Au 20 janvier, la distance « réglementaire », assignée aux deux astres par la mécanique céleste, avait encore décru.

« Dans quelles transes doivent être nos camarades d’Afrique, nos amis de France, et tous les habitants des deux continents ? se demandait parfois le capitaine Servadac.

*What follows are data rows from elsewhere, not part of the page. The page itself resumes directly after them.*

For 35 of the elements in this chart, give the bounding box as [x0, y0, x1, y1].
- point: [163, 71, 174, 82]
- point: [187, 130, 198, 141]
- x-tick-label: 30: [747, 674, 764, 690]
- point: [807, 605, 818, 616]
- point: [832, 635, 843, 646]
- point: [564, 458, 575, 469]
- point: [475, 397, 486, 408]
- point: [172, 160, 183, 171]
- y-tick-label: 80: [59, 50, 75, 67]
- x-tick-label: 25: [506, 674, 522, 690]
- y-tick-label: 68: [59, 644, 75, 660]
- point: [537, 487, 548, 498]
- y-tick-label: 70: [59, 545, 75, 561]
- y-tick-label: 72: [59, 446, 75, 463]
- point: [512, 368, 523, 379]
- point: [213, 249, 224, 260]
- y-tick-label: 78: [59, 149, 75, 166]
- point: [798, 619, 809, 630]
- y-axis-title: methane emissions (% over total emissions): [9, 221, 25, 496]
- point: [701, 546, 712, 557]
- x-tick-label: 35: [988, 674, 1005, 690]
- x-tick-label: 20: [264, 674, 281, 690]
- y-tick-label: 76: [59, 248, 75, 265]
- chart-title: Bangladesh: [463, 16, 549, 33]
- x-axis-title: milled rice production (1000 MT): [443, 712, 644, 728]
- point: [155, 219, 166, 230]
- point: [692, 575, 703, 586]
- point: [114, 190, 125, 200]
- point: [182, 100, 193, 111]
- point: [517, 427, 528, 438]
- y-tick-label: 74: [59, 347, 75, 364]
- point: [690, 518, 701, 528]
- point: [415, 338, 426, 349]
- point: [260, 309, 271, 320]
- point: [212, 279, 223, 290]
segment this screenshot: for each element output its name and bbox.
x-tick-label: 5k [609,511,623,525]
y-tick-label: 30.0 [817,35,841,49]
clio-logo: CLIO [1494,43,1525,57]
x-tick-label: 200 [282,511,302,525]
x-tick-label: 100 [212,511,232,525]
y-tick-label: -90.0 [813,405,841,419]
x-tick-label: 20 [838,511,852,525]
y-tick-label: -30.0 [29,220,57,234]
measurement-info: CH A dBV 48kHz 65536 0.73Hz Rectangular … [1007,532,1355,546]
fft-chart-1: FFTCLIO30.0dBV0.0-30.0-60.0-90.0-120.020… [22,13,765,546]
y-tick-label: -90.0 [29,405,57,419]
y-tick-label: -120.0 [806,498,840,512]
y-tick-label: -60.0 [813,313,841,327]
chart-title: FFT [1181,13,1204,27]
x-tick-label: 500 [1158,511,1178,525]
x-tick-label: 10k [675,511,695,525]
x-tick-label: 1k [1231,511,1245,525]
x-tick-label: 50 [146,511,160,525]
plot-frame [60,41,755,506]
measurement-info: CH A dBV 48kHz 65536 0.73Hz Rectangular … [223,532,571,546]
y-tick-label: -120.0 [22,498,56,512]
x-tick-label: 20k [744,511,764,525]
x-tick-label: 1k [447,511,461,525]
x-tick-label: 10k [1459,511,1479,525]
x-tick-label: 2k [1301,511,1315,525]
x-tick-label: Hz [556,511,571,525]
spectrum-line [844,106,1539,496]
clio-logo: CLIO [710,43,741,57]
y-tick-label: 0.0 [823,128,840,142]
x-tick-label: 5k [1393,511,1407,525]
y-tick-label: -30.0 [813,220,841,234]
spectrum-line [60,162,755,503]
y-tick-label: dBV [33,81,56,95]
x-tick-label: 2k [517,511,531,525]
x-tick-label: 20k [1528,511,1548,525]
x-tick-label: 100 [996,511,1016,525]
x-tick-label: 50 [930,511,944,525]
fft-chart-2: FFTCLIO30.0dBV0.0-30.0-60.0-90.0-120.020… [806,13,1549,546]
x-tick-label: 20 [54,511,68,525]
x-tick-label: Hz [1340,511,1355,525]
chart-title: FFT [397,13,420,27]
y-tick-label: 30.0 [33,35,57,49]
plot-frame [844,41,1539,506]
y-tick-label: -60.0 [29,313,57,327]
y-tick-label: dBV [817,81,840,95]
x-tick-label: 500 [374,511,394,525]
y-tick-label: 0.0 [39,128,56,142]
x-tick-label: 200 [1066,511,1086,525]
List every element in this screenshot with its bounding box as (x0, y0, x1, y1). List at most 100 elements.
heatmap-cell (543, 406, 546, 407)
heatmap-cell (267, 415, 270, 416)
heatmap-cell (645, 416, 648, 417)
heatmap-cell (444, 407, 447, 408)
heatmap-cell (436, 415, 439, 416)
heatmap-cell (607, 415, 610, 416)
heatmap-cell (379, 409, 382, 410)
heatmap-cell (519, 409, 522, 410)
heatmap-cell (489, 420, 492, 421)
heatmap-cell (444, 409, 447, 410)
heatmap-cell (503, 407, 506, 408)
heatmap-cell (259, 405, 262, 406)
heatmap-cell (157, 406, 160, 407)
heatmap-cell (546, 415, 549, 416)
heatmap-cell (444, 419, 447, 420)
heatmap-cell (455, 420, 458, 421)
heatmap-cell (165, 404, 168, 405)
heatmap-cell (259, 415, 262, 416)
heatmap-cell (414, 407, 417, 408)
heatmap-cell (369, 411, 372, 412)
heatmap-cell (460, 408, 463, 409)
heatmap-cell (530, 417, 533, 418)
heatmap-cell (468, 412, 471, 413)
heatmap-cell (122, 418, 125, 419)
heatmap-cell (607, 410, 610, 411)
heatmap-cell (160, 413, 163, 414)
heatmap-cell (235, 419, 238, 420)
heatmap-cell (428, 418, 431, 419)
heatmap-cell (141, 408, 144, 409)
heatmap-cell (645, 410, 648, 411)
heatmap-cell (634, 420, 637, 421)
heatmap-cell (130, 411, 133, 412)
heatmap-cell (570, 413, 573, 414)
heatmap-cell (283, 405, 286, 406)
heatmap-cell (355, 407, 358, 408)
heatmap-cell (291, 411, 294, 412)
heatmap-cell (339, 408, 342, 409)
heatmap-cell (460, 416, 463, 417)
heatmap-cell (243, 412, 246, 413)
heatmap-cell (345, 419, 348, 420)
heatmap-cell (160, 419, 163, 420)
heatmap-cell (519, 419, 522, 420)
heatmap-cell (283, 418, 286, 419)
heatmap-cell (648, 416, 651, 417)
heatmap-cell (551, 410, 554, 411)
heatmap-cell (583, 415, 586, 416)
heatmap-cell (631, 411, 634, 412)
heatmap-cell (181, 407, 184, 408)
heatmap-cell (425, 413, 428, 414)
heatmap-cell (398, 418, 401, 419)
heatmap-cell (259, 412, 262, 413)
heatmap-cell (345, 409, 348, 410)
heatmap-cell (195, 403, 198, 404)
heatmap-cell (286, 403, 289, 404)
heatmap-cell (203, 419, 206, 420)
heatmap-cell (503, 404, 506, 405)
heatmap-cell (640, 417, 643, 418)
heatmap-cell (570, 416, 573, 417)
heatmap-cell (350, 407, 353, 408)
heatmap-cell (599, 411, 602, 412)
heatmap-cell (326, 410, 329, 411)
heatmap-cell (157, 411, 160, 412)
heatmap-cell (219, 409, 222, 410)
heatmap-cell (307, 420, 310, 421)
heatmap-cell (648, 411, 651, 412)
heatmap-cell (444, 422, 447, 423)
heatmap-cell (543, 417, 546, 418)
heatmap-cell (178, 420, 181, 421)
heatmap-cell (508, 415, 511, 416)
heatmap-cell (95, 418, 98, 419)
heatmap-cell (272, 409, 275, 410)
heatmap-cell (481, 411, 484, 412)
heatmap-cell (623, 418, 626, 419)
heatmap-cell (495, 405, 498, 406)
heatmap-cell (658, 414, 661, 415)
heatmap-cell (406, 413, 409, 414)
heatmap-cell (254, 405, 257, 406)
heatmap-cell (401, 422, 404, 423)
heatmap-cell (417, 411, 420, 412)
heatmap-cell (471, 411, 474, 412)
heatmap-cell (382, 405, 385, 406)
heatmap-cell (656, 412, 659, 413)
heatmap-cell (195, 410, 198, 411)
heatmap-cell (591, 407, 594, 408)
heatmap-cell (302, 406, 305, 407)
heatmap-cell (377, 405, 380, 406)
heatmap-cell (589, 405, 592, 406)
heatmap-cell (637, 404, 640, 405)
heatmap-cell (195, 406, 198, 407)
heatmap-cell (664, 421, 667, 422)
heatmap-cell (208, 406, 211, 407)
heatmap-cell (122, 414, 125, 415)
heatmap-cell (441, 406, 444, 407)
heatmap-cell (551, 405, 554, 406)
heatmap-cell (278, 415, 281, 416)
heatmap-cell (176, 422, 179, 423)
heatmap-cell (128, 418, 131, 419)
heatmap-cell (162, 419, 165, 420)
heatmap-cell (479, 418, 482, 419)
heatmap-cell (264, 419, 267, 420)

Quels articles doivent publier les journaux des deux continents ! Quelle foule dans les églises ! On peut se croire à la fin du monde ! J’imagine, Dieu me pardonne, qu’elle n’a jamais été si proche ! Et moi, dans ces circonstances, je m’étonnerais qu’un navire ne parût pas en vue de l’île pour nous rapatrier ! Est-ce que le gouverneur général, est-ce que le ministre de la guerre ont le temps de s’occuper de nous ? Avant deux jours, la terre sera brisée en mille pièces, et ses morceaux iront graviter capricieusement dans l’espace ! »

Il ne devait pas en être ainsi.

Au contraire, à partir de ce jour, les deux astres menaçants semblèrent s’éloigner peu à peu l’un de l’autre. Très-heureusement, les plans des orbites de Vénus et de la Terre ne coïncidaient pas, et, par conséquent, la terrible collision ne put se produire.